About Cystic Fibrosis
Cystic Fibrosis (CF) is a genetic disease affecting approximately 30,000 children and adults in the United States.
CF causes the body to produce an abnormally thick, sticky mucus due to the faulty transport of sodium and chloride (salt) within cells lining organs such as the lungs and pancreas, to their outer surfaces. This abnormal mucus clogs the lungs and leads to life-threatening infections. The thick CF mucus also obstructs the pancreas, preventing enzymes from reaching the intestines to help break down and digest food.
CF has a variety of symptoms. The most common are: very salty-tasting skin; persistent coughing, wheezing or pneumonia; excessive appetite but poor weight gain; and bulky stools. The sweat test is the standard diagnostic test for cystic fibrosis. This simple, painless test measures the amount of salt in the sweat. A high level of salt indicates that a person has CF.
The treatment of CF depends upon the stage of the disease and which organs are involved. One means of treatment, chest physical therapy, requires vigorous percussion (by using cupped hands) on the back and chest to dislodge the thick mucus from the lungs. Antibiotics are also used to treat lung infections and are administered intravenously, via pills, and/or medicated vapors which are inhaled to open up clogged airways. When CF affects the digestive system, the body does not absorb enough nutrients. Therefore, people with CF may need to eat an enriched diet and take both replacement vitamins and enzymes.

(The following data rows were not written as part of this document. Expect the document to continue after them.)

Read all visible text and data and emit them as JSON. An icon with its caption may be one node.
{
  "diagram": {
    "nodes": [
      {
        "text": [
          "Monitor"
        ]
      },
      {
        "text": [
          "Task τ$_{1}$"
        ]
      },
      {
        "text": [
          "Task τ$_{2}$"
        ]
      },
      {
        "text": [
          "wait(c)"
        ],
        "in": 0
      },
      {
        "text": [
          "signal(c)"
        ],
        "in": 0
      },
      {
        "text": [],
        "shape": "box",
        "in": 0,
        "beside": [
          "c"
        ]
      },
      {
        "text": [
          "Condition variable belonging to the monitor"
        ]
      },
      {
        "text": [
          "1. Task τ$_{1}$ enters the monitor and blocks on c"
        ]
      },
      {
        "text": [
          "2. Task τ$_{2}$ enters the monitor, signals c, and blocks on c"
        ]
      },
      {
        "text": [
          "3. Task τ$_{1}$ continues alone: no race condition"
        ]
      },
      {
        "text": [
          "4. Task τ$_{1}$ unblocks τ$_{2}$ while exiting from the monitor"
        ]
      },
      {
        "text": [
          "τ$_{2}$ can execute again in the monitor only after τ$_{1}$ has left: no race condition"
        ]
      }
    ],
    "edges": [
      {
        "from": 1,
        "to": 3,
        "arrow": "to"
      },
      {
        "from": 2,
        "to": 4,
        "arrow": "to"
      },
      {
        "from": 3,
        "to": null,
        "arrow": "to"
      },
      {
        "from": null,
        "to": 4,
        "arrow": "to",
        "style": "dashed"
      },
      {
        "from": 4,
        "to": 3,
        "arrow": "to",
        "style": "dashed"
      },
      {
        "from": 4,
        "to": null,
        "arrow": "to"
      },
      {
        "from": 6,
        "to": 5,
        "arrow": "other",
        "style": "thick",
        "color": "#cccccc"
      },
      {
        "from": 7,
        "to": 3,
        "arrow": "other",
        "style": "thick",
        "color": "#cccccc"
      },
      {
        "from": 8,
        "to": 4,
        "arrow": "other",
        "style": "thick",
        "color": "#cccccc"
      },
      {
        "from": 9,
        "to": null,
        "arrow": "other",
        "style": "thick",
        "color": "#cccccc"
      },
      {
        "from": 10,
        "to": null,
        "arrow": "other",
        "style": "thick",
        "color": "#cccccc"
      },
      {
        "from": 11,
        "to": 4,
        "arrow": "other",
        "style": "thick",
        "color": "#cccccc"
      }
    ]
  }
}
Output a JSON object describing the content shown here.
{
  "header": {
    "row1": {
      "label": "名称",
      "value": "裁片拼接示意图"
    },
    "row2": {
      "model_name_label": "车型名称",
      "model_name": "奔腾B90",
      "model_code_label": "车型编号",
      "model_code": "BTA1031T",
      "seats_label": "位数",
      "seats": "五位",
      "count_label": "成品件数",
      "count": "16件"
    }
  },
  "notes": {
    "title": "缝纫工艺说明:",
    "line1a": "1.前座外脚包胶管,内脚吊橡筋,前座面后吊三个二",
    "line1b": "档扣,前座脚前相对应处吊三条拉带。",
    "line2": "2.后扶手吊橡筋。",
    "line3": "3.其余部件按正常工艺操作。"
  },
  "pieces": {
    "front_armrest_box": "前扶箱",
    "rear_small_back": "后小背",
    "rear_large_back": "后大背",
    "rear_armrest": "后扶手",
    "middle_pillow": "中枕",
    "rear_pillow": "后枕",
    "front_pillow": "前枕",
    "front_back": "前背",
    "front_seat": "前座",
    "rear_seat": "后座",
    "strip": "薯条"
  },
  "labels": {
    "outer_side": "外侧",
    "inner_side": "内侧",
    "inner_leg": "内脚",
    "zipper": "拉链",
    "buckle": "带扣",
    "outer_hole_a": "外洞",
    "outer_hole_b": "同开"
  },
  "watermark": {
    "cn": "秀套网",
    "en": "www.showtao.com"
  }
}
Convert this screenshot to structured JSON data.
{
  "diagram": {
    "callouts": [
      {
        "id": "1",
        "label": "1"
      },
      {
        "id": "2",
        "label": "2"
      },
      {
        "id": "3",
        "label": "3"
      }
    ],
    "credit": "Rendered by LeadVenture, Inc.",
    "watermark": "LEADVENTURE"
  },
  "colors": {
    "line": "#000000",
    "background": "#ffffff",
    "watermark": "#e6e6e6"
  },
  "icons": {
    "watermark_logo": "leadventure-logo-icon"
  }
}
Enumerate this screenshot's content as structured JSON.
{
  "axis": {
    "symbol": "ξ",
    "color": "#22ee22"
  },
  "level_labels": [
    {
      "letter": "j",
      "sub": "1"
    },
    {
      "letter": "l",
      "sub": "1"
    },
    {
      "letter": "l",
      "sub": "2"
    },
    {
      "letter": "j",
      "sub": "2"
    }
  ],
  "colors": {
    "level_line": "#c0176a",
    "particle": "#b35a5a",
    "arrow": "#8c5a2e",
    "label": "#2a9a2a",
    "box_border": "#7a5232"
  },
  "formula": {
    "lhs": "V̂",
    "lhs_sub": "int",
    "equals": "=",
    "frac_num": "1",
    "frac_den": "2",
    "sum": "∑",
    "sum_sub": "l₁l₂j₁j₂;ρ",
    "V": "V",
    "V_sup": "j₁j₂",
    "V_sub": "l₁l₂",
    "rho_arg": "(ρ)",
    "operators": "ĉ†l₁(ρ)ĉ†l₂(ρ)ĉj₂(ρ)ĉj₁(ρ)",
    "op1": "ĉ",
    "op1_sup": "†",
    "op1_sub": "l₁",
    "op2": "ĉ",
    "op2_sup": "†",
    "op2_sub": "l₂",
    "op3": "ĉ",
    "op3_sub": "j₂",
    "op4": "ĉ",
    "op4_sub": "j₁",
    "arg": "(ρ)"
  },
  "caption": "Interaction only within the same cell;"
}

CF occurs in approximately one of every 3,200 live Caucasian births (in one of every 3,900 live births of all Americans). There are about 1,000 new cases of CF diagnosed each year. Most individuals are diagnosed by the age of three; however, nearly 8 percent of all newly diagnosed cases are 18 or older. According to the CF Foundation's National Patient Registry, one half of all individuals with CF live to the age of 31; however, one half do not. One in 31 Americans (one in 28 Caucasians) more than 10 million people is an unknowing, symptom less carrier of the defective gene.
A individual must inherit a defective copy of the CF gene one from each parent to have cystic fibrosis. Each time two carriers conceive a child, there is a 25 percent chance that the child will have CF; a 50 percent chance that the child will be a carrier; and a 25 percent chance that the child will be a non-carrier.